Realm

This page explains what a realm is and what it is used for in Polaris.

What is it?

A realm in Polaris serves as logical partitioning mechanism within the catalog system. This isolation allows for multitenancy, enabling different teams, environments or organizations to operate independently within the same Polaris deployment.

Key Characteristics

Isolation: Each realm encapsulates its own set of resources, ensuring that operations, policies in one realm do not affect others.

Authentication Context: When configuring Polaris, principals credentials are associated with a specific realm. This allows for the separation of security concerns across different realms.

Configuration Scope: Realm identifiers are used in various configurations, such as connection strings feature configurations, etc.

An example of this is:

jdbc:postgresql://localhost:5432/{realm} This ensures that each realm’s data is stored separately.

How is it used in the system?

RealmContext: It is a key concept used to identify and resolve the context in which operations are performed. For example DefaultRealmContextResolver, a realm is resolved from request headers, and operations are performed based on the resolved realm identifier.

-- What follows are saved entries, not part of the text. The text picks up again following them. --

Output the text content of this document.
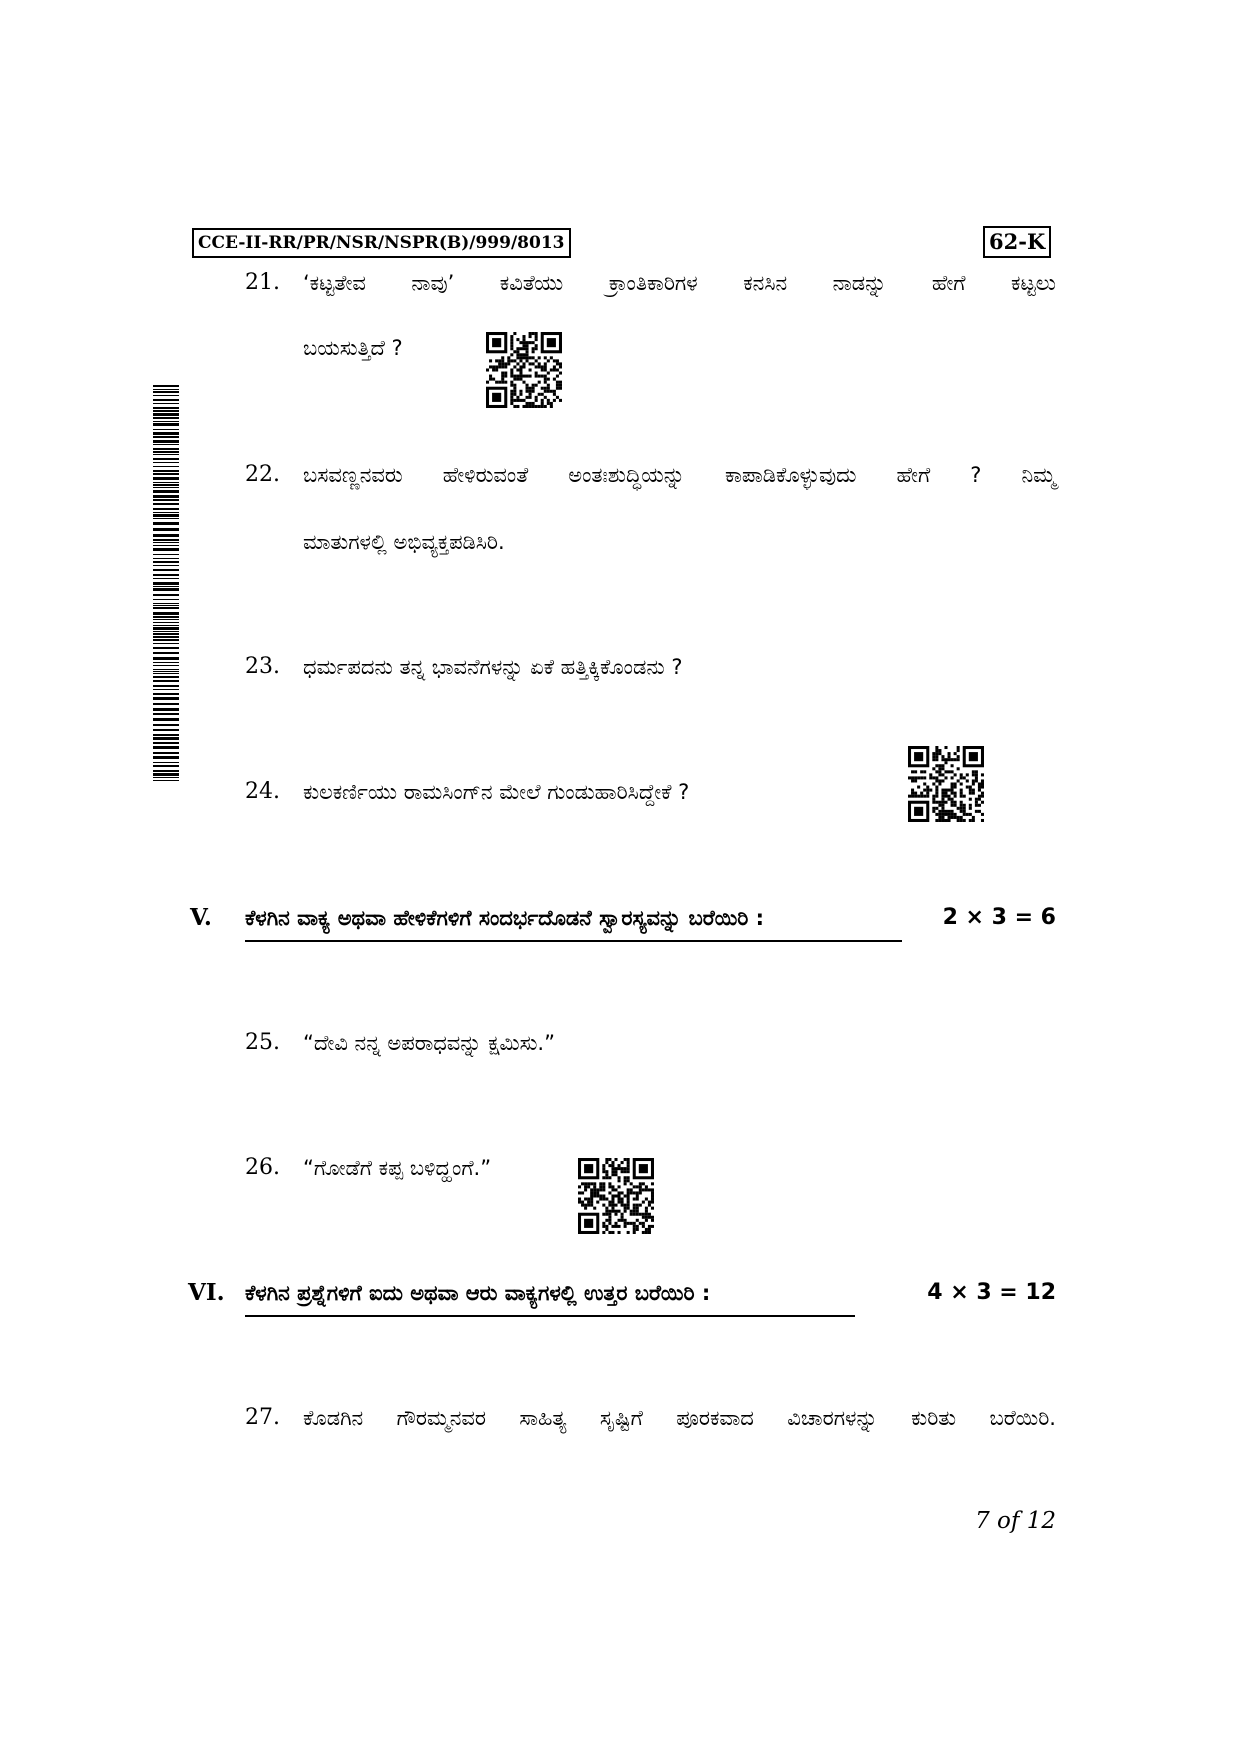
CCE-II-RR/PR/NSR/NSPR(B)/999/8013	62-K
21. ‘ಕಟ್ಟತೇವ ನಾವು’ ಕವಿತೆಯು ಕ್ರಾಂತಿಕಾರಿಗಳ ಕನಸಿನ ನಾಡನ್ನು ಹೇಗೆ ಕಟ್ಟಲು
ಬಯಸುತ್ತಿದೆ ?
22. ಬಸವಣ್ಣನವರು ಹೇಳಿರುವಂತೆ ಅಂತಃಶುದ್ಧಿಯನ್ನು ಕಾಪಾಡಿಕೊಳ್ಳುವುದು ಹೇಗೆ ? ನಿಮ್ಮ
ಮಾತುಗಳಲ್ಲಿ ಅಭಿವ್ಯಕ್ತಪಡಿಸಿರಿ.
23. ಧರ್ಮಪದನು ತನ್ನ ಭಾವನೆಗಳನ್ನು ಏಕೆ ಹತ್ತಿಕ್ಕಿಕೊಂಡನು ?
24. ಕುಲಕರ್ಣಿಯು ರಾಮಸಿಂಗ್‌ನ ಮೇಲೆ ಗುಂಡುಹಾರಿಸಿದ್ದೇಕೆ ?
V. ಕೆಳಗಿನ ವಾಕ್ಯ ಅಥವಾ ಹೇಳಿಕೆಗಳಿಗೆ ಸಂದರ್ಭದೊಡನೆ ಸ್ವಾರಸ್ಯವನ್ನು ಬರೆಯಿರಿ :	2 × 3 = 6
25. “ದೇವಿ ನನ್ನ ಅಪರಾಧವನ್ನು ಕ್ಷಮಿಸು.”
26. “ಗೋಡೆಗೆ ಕಪ್ಪ ಬಳಿದ್ಹಂಗೆ.”
VI. ಕೆಳಗಿನ ಪ್ರಶ್ನೆಗಳಿಗೆ ಐದು ಅಥವಾ ಆರು ವಾಕ್ಯಗಳಲ್ಲಿ ಉತ್ತರ ಬರೆಯಿರಿ :	4 × 3 = 12
27. ಕೊಡಗಿನ ಗೌರಮ್ಮನವರ ಸಾಹಿತ್ಯ ಸೃಷ್ಟಿಗೆ ಪೂರಕವಾದ ವಿಚಾರಗಳನ್ನು ಕುರಿತು ಬರೆಯಿರಿ.
7 of 12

Authentication and Authorization: For example, in BasePolarisAuthenticator, RealmContext is used to provide context about the current security domain, which is used to retrieve the correct PolarisMetastoreManager that manages all Polaris entities and associated grant records metadata for authorization.

Isolation: In methods like createEntityManagerFactory(@Nonnull RealmContext realmContext) from PolarisEclipseLinkPersistenceUnit interface, the realm context influence how resources are created or managed based on the security policies of that realm. An example of this is the way a realm name can be used to create a database connection url so that you have one database instance per realm, when applicable. Or it can be more granular and applied at primary key level (within the same database instance).